Алехо Карпентьер - Превратности метода
А этот корень, похожий на гнома с головой-брюшком, покачивающегося на тонких ножках, по прозванию Коротышка — Humpty-Dumpty, — из гаитянской столицы Порт-о-Пренс; там в предместье Ля Фронтьер, среди таверн с местной настойкой «тассо» и многолетней выдержки ромом из горного района Дондон, голые негритянки разлеглись в плетеных гамаках; поджидая очередного клиента, они сохраняют королевское высокомерие, как бы замкнувшись в себе и чуждаясь всего, — рукой слегка прикрыли вьющиеся жесткие волоски, повторяя жест Олимпии Манэ, хотя и не имеют о ней понятия.

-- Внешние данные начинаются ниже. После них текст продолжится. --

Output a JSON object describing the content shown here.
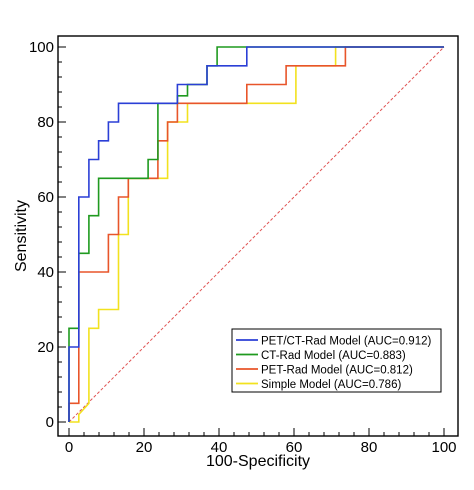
{
  "chart_data": {
    "type": "line",
    "title": "",
    "xlabel": "100-Specificity",
    "ylabel": "Sensitivity",
    "xlim": [
      0,
      100
    ],
    "ylim": [
      0,
      100
    ],
    "x_ticks": [
      0,
      20,
      40,
      60,
      80,
      100
    ],
    "y_ticks": [
      0,
      20,
      40,
      60,
      80,
      100
    ],
    "grid": false,
    "legend_position": "bottom-right",
    "reference_line": {
      "x": [
        0,
        100
      ],
      "y": [
        0,
        100
      ],
      "style": "dashed",
      "color": "#e05555"
    },
    "series": [
      {
        "name": "PET/CT-Rad Model (AUC=0.912)",
        "color": "#2b3fd6",
        "x": [
          0,
          0,
          2.6,
          2.6,
          2.6,
          5.3,
          5.3,
          7.9,
          7.9,
          10.5,
          10.5,
          13.2,
          13.2,
          28.9,
          28.9,
          36.8,
          36.8,
          47.4,
          47.4,
          100
        ],
        "y": [
          0,
          20,
          20,
          45,
          60,
          60,
          70,
          70,
          75,
          75,
          80,
          80,
          85,
          85,
          90,
          90,
          95,
          95,
          100,
          100
        ]
      },
      {
        "name": "CT-Rad Model (AUC=0.883)",
        "color": "#1f9a1f",
        "x": [
          0,
          0,
          2.6,
          2.6,
          5.3,
          5.3,
          7.9,
          7.9,
          21.1,
          21.1,
          23.7,
          23.7,
          28.9,
          28.9,
          31.6,
          31.6,
          36.8,
          36.8,
          39.5,
          39.5,
          73.7,
          100
        ],
        "y": [
          0,
          25,
          25,
          45,
          45,
          55,
          55,
          65,
          65,
          70,
          70,
          85,
          85,
          87,
          87,
          90,
          90,
          95,
          95,
          100,
          100,
          100
        ]
      },
      {
        "name": "PET-Rad Model (AUC=0.812)",
        "color": "#e8552a",
        "x": [
          0,
          0,
          2.6,
          2.6,
          10.5,
          10.5,
          13.2,
          13.2,
          15.8,
          15.8,
          23.7,
          23.7,
          26.3,
          26.3,
          28.9,
          28.9,
          47.4,
          47.4,
          57.9,
          57.9,
          73.7,
          73.7,
          100
        ],
        "y": [
          0,
          5,
          5,
          40,
          40,
          50,
          50,
          60,
          60,
          65,
          65,
          75,
          75,
          80,
          80,
          85,
          85,
          90,
          90,
          95,
          95,
          100,
          100
        ]
      },
      {
        "name": "Simple Model (AUC=0.786)",
        "color": "#f2e21e",
        "x": [
          0,
          2.6,
          2.6,
          5.3,
          5.3,
          7.9,
          7.9,
          13.2,
          13.2,
          15.8,
          15.8,
          26.3,
          26.3,
          31.6,
          31.6,
          60.5,
          60.5,
          71.1,
          71.1,
          100
        ],
        "y": [
          0,
          0,
          2,
          5,
          25,
          25,
          30,
          30,
          50,
          50,
          65,
          65,
          80,
          80,
          85,
          85,
          95,
          95,
          100,
          100
        ]
      }
    ]
  }
}
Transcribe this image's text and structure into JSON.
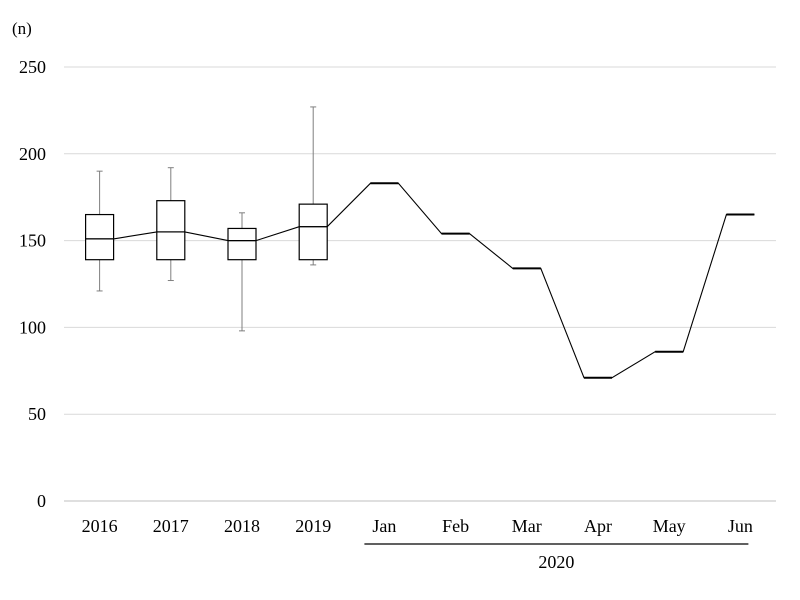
{
  "chart_data": {
    "type": "line",
    "y_unit_label": "(n)",
    "ylim": [
      0,
      250
    ],
    "y_ticks": [
      "0",
      "50",
      "100",
      "150",
      "200",
      "250"
    ],
    "grid": true,
    "categories": [
      "2016",
      "2017",
      "2018",
      "2019",
      "Jan",
      "Feb",
      "Mar",
      "Apr",
      "May",
      "Jun"
    ],
    "group_label": "2020",
    "boxplots": [
      {
        "category": "2016",
        "whisker_low": 121,
        "q1": 139,
        "median": 151,
        "q3": 165,
        "whisker_high": 190
      },
      {
        "category": "2017",
        "whisker_low": 127,
        "q1": 139,
        "median": 155,
        "q3": 173,
        "whisker_high": 192
      },
      {
        "category": "2018",
        "whisker_low": 98,
        "q1": 139,
        "median": 150,
        "q3": 157,
        "whisker_high": 166
      },
      {
        "category": "2019",
        "whisker_low": 136,
        "q1": 139,
        "median": 158,
        "q3": 171,
        "whisker_high": 227
      }
    ],
    "monthly_values": [
      {
        "category": "Jan",
        "value": 183
      },
      {
        "category": "Feb",
        "value": 154
      },
      {
        "category": "Mar",
        "value": 134
      },
      {
        "category": "Apr",
        "value": 71
      },
      {
        "category": "May",
        "value": 86
      },
      {
        "category": "Jun",
        "value": 165
      }
    ],
    "colors": {
      "line": "#000000",
      "grid": "#d9d9d9",
      "axis": "#bfbfbf"
    }
  }
}
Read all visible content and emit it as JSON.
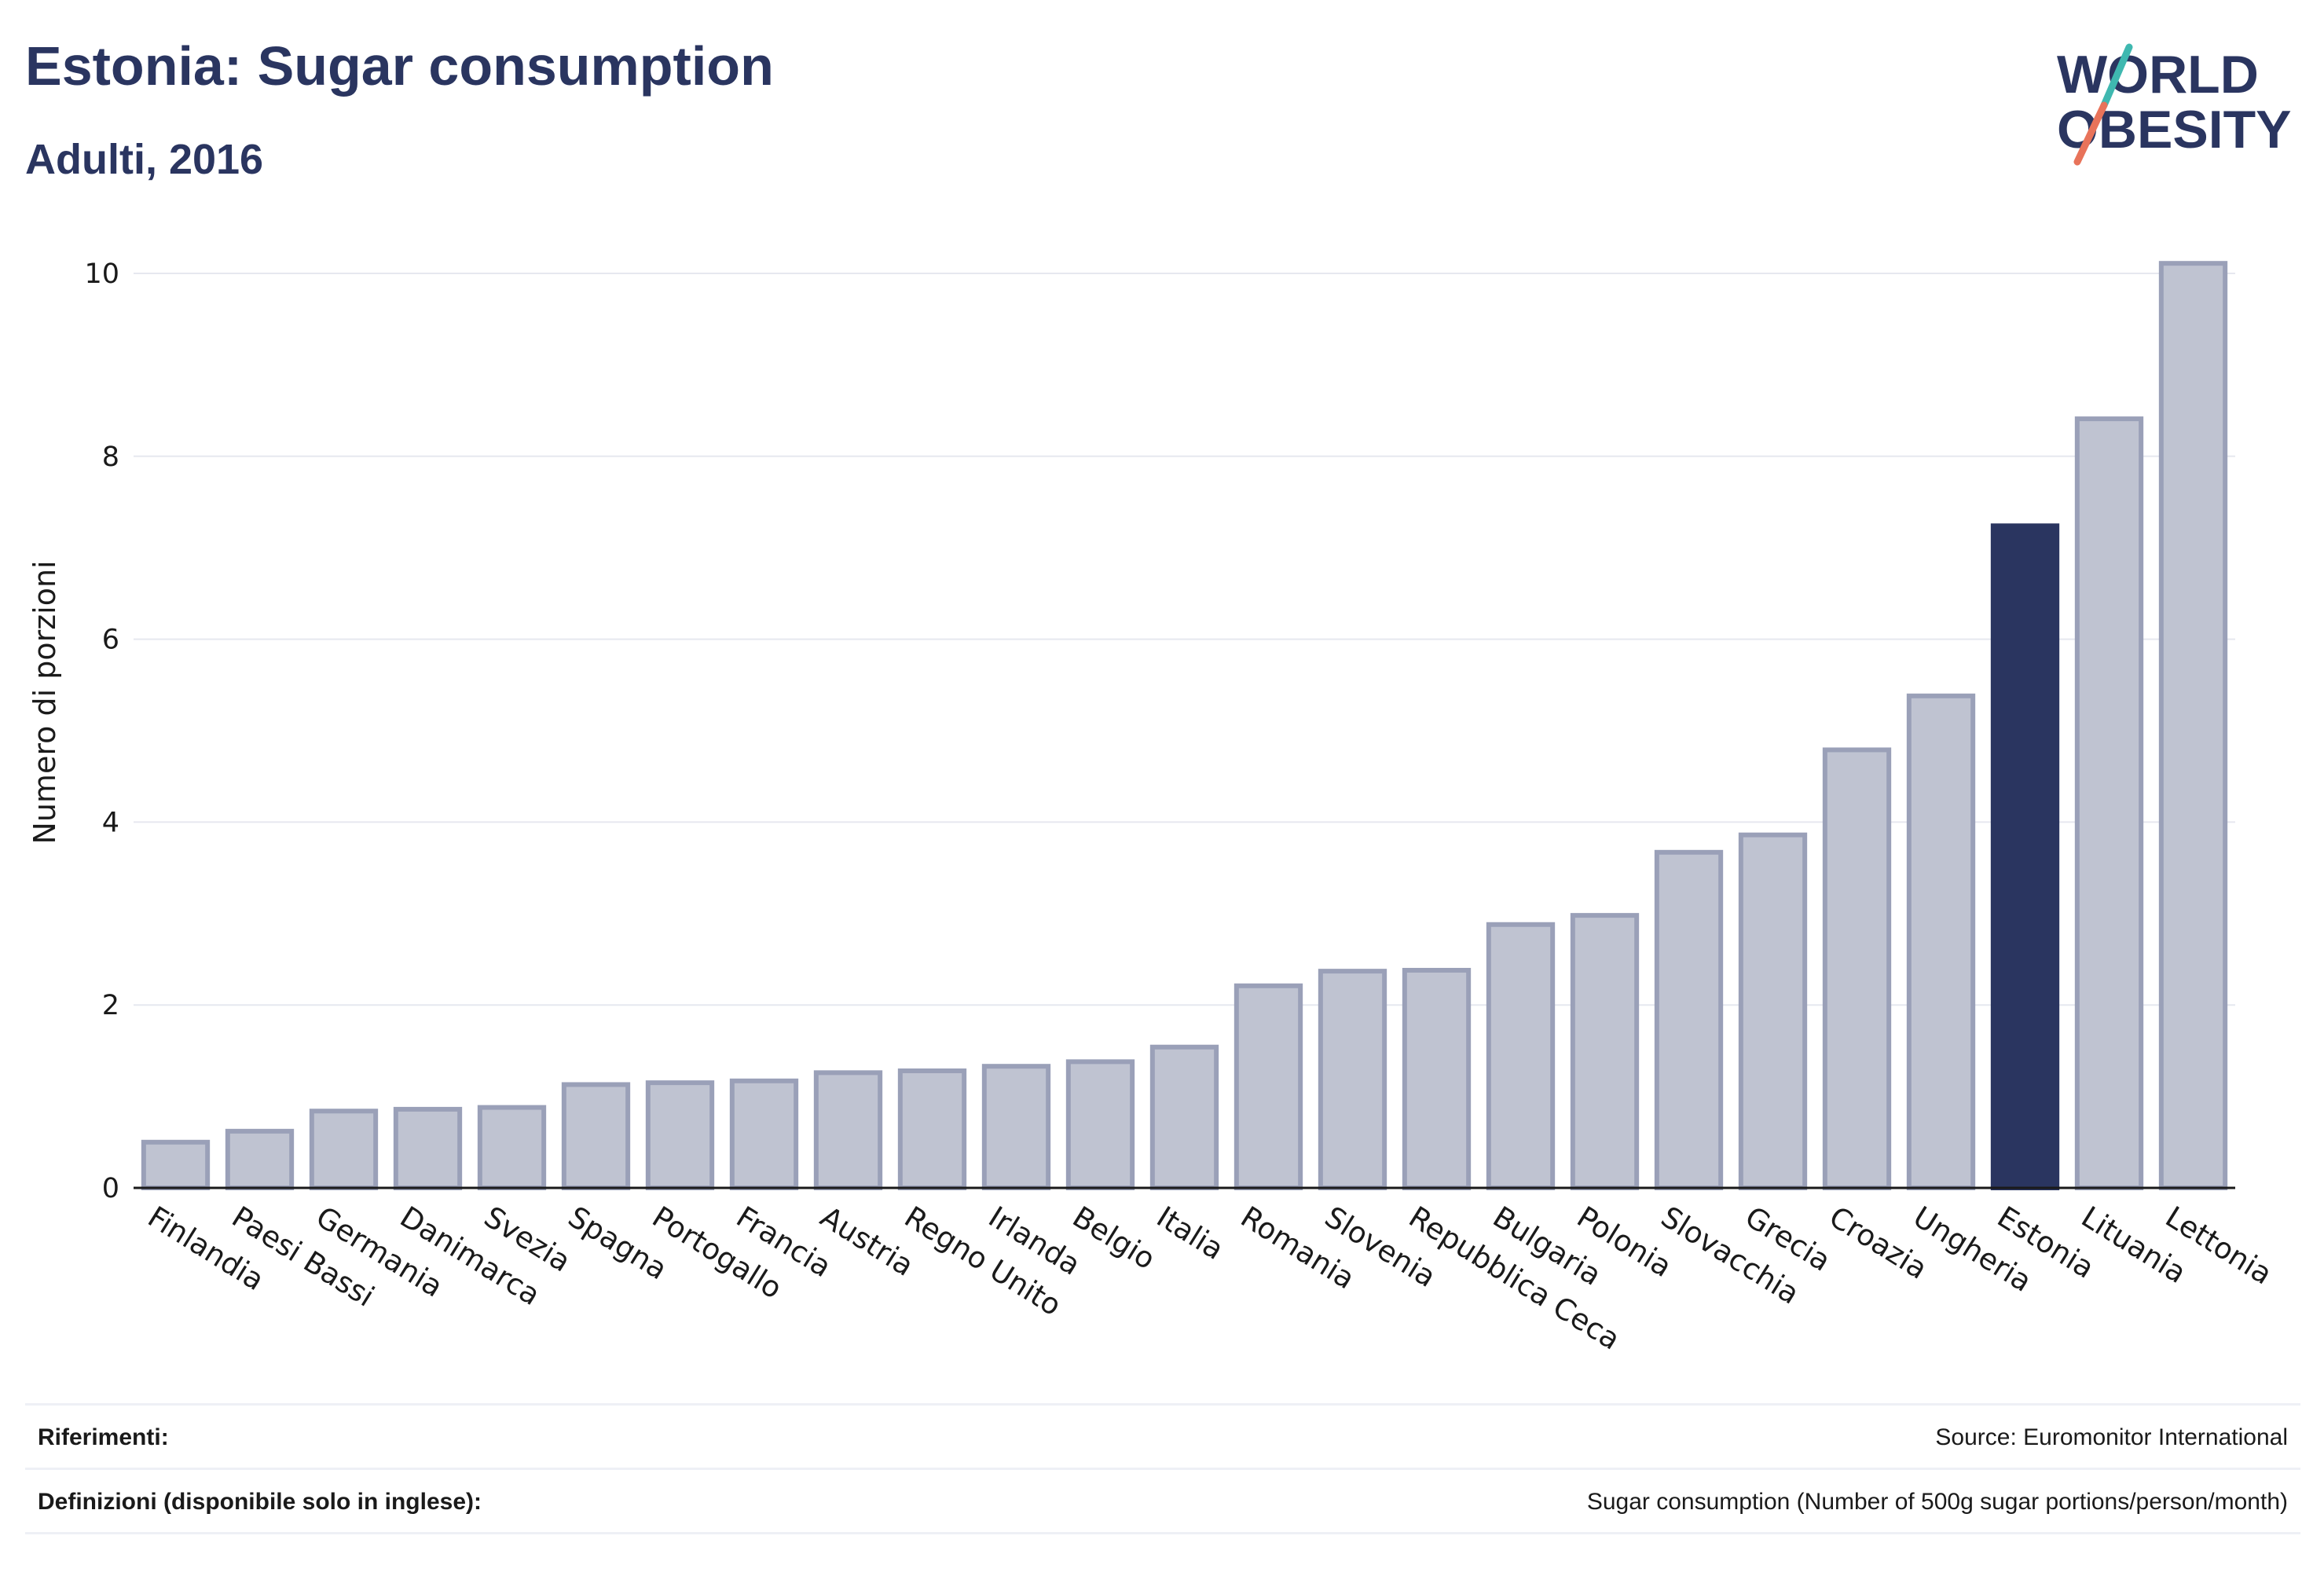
{
  "header": {
    "title": "Estonia: Sugar consumption",
    "subtitle": "Adulti, 2016"
  },
  "logo": {
    "line1": "WORLD",
    "line2": "OBESITY",
    "colors": {
      "text": "#2a3560",
      "slash_top": "#3fb8b0",
      "slash_bottom": "#e8735a"
    }
  },
  "colors": {
    "bar": "#bfc3d1",
    "bar_border": "#9aa0b8",
    "highlight": "#2a3560",
    "grid": "#e6e8ef",
    "axis": "#1a1a1a"
  },
  "chart_data": {
    "type": "bar",
    "title": "Estonia: Sugar consumption",
    "subtitle": "Adulti, 2016",
    "xlabel": "",
    "ylabel": "Numero di porzioni",
    "ylim": [
      0,
      10.4
    ],
    "yticks": [
      0,
      2,
      4,
      6,
      8,
      10
    ],
    "grid": true,
    "highlight": "Estonia",
    "categories": [
      "Finlandia",
      "Paesi Bassi",
      "Germania",
      "Danimarca",
      "Svezia",
      "Spagna",
      "Portogallo",
      "Francia",
      "Austria",
      "Regno Unito",
      "Irlanda",
      "Belgio",
      "Italia",
      "Romania",
      "Slovenia",
      "Repubblica Ceca",
      "Bulgaria",
      "Polonia",
      "Slovacchia",
      "Grecia",
      "Croazia",
      "Ungheria",
      "Estonia",
      "Lituania",
      "Lettonia"
    ],
    "values": [
      0.5,
      0.62,
      0.84,
      0.86,
      0.88,
      1.13,
      1.15,
      1.17,
      1.26,
      1.28,
      1.33,
      1.38,
      1.54,
      2.21,
      2.37,
      2.38,
      2.88,
      2.98,
      3.67,
      3.86,
      4.79,
      5.38,
      7.24,
      8.41,
      10.11
    ]
  },
  "footer": {
    "references_label": "Riferimenti:",
    "references_value": "Source: Euromonitor International",
    "definitions_label": "Definizioni (disponibile solo in inglese):",
    "definitions_value": "Sugar consumption (Number of 500g sugar portions/person/month)"
  }
}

А консульский агент мне уже показывает «Эразма Роттердамского» — корень из мексиканского порта Веракрус, поразительно схожий видом своим с погруженным в размышления гольбейновским гуманистом; и «Пикрошоля с Мердайлем»[341] — бамбуковые корни, точно раблезианские задиристые вояки, нацелившиеся копьями; и химерическое «Коксигрю» с длинным клювом и зубчатым гребнем — не то журавля, не то петуха; и «Кикимору» с растрепанными волосами и шпорами; и три корневища от одного ствола, точь-в-точь Pieds-Nickles — с никелированными, что ли, ногами (которых хорошо знал, а почему бы и не знать, если в течение ряда лет я подписывался на парижское издание «Л'эпатан»), и немного поодаль романтически перепутанный клубок из кубинских мангровых зарослей, названный «Присцилианской ересью»[342], и там же лиана-танцовщица «Анна Павлова» и «Циклоп», который красным камнем, инкрустированным во лбу, как бы наблюдавший за сумасбродным миром, взгромоздившись на консоли с другими корнями-монстрами — с «Лернейской гидрой», с «Рэкемской колдуньей»[343], оседлавшей метлу, что составляла с ней одно целое, с шестифутовой «Великой Молчальницей», словно выточенной из растительного базальта, — правда, у нее не было прямых намеков на женские формы, однако расположение частей ее корпуса, совсем как в символах йорубов[344], пластичность и упругость линий, наслоенные округлости, выпуклости и вогнутости вызывают безошибочную реакцию руки, поднимающейся, чтобы прикоснуться к ним…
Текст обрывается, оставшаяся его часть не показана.